2. Cover with another dishtowel or set of paper towels, then place another baking sheet or plate on top. Then place something heavy on top to help press out the water—books, a stack of bowls or a cast-iron pan all work well. Let sit for at least 30 minutes.
3. In a resealable plastic bag, combine the soy sauce, rice wine vinegar and ginger. Add the tofu and turn gently to coat. Place in the refrigerator to marinate for about 15 minutes.
4. Preheat the broiler.
5. When the tofu is marinated, arrange in a single layer on an aluminum foil-lined baking sheet. Broil for 10 to 15 minutes, until the tofu is golden. When cool enough to handle, cut into 1/2-inch cubes.
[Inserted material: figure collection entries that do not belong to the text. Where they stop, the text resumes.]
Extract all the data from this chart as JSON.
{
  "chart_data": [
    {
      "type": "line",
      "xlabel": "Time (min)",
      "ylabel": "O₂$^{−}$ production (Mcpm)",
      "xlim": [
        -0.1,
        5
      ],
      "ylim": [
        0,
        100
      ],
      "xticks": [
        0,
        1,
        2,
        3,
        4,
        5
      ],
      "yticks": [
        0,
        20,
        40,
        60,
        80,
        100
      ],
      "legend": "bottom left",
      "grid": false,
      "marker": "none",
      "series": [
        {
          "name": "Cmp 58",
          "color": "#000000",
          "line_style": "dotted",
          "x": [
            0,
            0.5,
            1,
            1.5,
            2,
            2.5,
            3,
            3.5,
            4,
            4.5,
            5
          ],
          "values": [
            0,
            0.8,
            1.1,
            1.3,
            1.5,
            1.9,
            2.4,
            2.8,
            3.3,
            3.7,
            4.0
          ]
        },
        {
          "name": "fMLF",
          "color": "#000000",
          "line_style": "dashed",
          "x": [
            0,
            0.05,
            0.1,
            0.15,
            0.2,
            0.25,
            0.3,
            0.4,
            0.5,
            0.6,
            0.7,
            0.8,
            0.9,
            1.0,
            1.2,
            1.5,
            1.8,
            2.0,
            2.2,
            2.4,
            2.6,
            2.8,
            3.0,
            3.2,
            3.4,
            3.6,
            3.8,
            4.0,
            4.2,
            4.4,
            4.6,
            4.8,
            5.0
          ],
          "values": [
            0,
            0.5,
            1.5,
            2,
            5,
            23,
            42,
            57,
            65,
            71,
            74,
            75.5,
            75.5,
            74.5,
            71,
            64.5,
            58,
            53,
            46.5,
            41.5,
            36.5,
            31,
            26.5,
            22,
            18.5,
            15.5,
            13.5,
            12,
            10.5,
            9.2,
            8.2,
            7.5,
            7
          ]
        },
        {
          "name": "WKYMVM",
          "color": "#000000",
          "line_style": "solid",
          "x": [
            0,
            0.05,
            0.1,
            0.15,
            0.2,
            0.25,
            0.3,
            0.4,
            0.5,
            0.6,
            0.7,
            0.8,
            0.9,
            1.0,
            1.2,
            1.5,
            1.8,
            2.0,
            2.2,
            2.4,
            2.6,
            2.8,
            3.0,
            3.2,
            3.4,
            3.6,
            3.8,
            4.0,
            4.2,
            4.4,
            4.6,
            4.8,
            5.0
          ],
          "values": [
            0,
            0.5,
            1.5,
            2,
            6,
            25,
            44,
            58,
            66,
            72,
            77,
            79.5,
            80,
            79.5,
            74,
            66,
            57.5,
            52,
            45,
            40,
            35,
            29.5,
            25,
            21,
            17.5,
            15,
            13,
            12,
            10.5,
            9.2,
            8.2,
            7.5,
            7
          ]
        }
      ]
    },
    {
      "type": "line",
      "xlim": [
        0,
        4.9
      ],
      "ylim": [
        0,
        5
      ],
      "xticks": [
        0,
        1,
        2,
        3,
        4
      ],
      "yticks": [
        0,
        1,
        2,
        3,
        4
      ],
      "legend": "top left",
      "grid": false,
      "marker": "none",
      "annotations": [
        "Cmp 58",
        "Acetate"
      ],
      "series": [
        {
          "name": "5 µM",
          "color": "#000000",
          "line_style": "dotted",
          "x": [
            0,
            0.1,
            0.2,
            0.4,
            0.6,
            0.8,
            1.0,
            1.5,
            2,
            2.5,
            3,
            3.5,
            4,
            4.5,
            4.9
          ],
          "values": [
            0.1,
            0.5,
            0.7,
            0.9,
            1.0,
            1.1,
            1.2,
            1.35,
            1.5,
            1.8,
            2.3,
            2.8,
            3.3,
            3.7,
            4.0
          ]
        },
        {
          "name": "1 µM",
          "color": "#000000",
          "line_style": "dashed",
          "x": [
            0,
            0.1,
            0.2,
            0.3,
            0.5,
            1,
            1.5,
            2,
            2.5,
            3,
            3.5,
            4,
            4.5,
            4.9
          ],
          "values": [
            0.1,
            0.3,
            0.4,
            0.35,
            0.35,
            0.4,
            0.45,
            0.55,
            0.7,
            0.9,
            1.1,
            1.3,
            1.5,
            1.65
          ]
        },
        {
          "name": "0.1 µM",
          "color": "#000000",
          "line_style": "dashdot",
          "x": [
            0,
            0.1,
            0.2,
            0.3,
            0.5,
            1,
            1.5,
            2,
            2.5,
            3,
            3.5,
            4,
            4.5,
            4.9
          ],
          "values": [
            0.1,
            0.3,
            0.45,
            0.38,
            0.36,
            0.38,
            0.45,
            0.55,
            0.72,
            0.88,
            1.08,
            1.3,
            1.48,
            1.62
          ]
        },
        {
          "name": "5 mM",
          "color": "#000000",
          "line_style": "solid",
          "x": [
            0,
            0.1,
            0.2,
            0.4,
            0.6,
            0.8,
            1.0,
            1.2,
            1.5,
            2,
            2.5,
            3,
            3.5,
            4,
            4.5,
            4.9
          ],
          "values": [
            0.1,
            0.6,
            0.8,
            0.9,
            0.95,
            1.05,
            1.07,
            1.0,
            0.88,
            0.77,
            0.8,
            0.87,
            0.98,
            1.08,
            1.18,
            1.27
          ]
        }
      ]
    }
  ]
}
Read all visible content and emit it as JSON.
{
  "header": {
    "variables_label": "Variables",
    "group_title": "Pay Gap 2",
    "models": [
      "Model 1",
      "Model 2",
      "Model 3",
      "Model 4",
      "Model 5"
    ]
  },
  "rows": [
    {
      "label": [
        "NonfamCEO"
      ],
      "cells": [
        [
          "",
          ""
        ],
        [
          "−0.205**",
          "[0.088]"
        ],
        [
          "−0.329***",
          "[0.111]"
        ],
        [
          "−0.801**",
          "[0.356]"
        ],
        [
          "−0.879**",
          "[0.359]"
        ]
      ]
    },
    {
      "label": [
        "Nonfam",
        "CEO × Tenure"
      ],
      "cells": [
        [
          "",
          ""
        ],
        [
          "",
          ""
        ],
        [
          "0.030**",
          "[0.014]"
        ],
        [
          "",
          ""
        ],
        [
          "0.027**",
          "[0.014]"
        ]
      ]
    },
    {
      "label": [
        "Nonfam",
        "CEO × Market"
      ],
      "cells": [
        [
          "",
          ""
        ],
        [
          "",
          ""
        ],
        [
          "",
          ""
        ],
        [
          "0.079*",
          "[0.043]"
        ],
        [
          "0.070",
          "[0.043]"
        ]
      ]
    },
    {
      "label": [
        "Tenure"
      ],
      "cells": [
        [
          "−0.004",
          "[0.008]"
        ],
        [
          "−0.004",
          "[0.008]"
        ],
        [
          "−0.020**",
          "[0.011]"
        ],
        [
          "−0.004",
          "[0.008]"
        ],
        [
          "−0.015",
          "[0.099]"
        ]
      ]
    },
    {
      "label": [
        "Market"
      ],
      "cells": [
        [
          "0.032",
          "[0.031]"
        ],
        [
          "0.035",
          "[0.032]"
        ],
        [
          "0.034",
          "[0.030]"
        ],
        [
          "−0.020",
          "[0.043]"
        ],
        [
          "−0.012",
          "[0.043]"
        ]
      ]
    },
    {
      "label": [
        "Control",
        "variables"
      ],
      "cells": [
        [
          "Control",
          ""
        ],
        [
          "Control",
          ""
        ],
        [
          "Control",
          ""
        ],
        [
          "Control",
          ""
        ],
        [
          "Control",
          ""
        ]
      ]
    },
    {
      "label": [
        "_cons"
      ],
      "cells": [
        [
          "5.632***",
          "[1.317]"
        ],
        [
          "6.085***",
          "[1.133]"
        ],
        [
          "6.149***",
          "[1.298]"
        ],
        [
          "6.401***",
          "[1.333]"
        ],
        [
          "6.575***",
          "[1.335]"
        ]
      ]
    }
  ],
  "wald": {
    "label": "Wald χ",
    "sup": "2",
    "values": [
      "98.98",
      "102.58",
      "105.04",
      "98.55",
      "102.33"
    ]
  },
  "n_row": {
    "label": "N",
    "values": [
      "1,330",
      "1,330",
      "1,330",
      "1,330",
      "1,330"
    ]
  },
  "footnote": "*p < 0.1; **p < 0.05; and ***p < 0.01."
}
6. Meanwhile, pour the leftover marinade into a bowl. Whisk in the chicken broth, sambal oelek and cornstarch and set aside.
7. In a large skillet, heat the canola oil over medium-high heat. Add the onion, red bell pepper and mushrooms. Cook until the vegetables are tender, about 5 to 8 minutes. Add the carrots and garlic and cook, stirring often, for 1 minute. Add the reserved marinade mixture and cook until the sauce thickens slightly, about 1 minute.
8. Remove from the heat and stir in the tofu, scallions and peanuts. Serve over rice garnished with additional peanuts.